Hi, Thanks for explaining about the hifonics amps. I was looking for a quality sound quality old school amp.,and I always heard great things about hifonics. My oldschool subwoofers are pretty power hungry ,and the rms wattage on them calls for 300-350 per sub at 4 ohms.It sounds like the colossus or the zeus amp would be the ones to choose from to run the subwoofers. Could I get away with the smaller zeus amp that is 300 watts per channel to run them, or should I go with the colossus amp.I know with my alpine amps, when I try to bridge them,I get the power out of them,but they heat up quickly.When you say 300x2 and 600x2., is that 4 ohm unbridged,won't heat up very quickly power. Also are the amps I,m thinking about made for sound quality, if I wanted to run tweeters,midrange,and midbass with them. If they can make those sound good at high levels,then it should be able to make subwoofers sound great. Thanks for all the help so far


----------



## CRUNK (May 9, 2013)

any of the old U.S.A made stuff


----------



## ATOMICTECH62 (Jan 24, 2009)

I would avoid the Colossus if possible.Those were the most problematic of them all.I dont know if was just from people abusing them or the very high internal voltages and all the paralleled output transistors but I've rebuilt more of them then any other.It was also the only one that was a bit over rated power wise.They normally only do about 550x2 at 4 ohms.
The Zeus on the other hand was a very reliable amp and under rated.They will do about 350x2 in reality.They also have an internal adjustment for rail voltage and I've got close to 400x2 out of them before.When run at 4 ohm stereo they are very stable thermally.
All the Hifonics from this era are high end sound quality amps and if you bought one new you paid for it.I remember we sold the Zeus VIII for $999 and my cost was $640 IIRC.
A friend of mine was was having some problems with amps and SQ issues on his front components so I put a Thor in there as a loaner amp.He is so happy with it I cant get him to return it.I guess he likes the amp better then me because he doesn't come around and wont answer his phone.


----------



## coomaster1 (Jul 22, 2010)

I think after hearing about the old school Hifonics amps. The zeus amp should have enough power, since it is under rated,Plus being able to dial up the rail voltage would definitely give me some headroom for the subs. Is the Zeus amp you were talking about for the sound quality and reliability ,the version VII or version VIII. Is there a built in crossover in it,or is it just solely a good sounding power amp with nothing needed to be adjusted to make it sound good. Also some old school amps have a turn on and off thump.Does the zeus amp you describe have any of that.,or is it silent when coming on and off.and last but not least.Is the 350 rms x2 at 4ohm at 12 volt, or do you half to have 14.4 volts to get the maximum power out of it,and if it is 12 volt,and I put 14.4 volts to it, am I going to get more power out of the amp ,or damage it in any way.These are pretty much my final questions,other than what a person should pay for a, in good shape used one. Thanks again


----------



## Black Rain (Feb 27, 2011)

I personally like Hifonics even though they have changed some over the years, like many other companies. But to me, they lost the SQ factor they used to have. Todays SQ type amps are all AB and they tend to get hot when you push them. Their D-classes to me are still great in performance and efficiency.

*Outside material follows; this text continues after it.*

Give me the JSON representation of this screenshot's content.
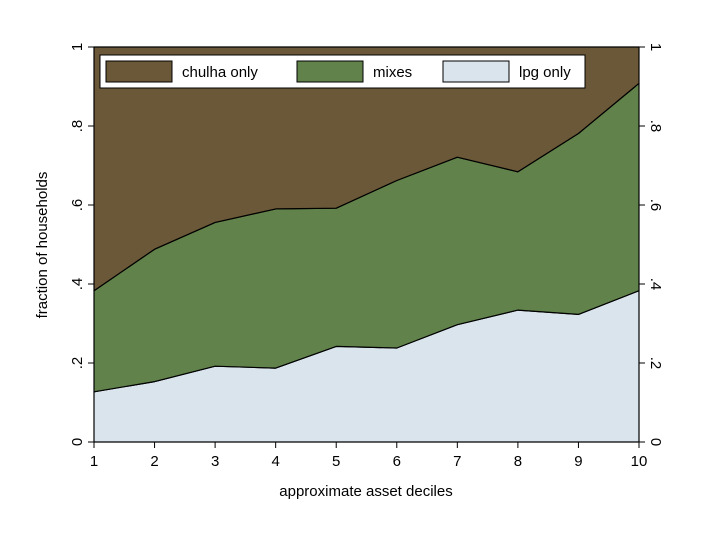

I would like to see them go to something like Zedd is doing with his. I still back Hifonics but think they need to work on there product line again and improve their 4-ch and their 2-ch.


----------



## coomaster1 (Jul 22, 2010)

Hi, I still have a few questions about the Hifonics Zeus VII amplifier that have not been answered,right above the black rain thread.Can someone please chime in on those questions. Thanks


----------



## ATOMICTECH62 (Jan 24, 2009)

I would go with the VIII's vs the VII's because they use better parts and the heat sink design is supposed to shed heat better.Plus they come in 3 different colors.IIRC none of the 2 channels had a built in crossover.The multi channel amps had a crossover but it was separate from the amp input section.You would have to run the RCA's into the crossover section and then run a RCA from the crossover output to the amp input.

The amps are fully regulated to 11 volts so they do their rated power at 11 volts and any voltage increase will not result in any increased output power.

They shouldn't have any turn on/off thumps since they have soft start circuits but with any older amps sometimes if the caps are going bad this can happen.I haven't noticed this with these amps though.

The last 2 Zeus's I sold went for $350 and $300 in very good shape but those were friend prices and about 5 years ago.I've seen them on Ebay for $350 up to around $600 depending on the shape.

There were 2 versions of the Zeus.The early VIII's had a power plug but they changed it to a hard wired version later due to the plug melting from people not having the screws tight enough.So I have seen a few of the earlier models that were modified to hard wired versions by the consumer after they melted the plug.


----------



## coomaster1 (Jul 22, 2010)

Hi, Thanks for answering the last of my questions. I'm sure I'll soon be a Hifonics amp guy after talking with you, sooner than later. Your help was greatly appreciated. Carey


----------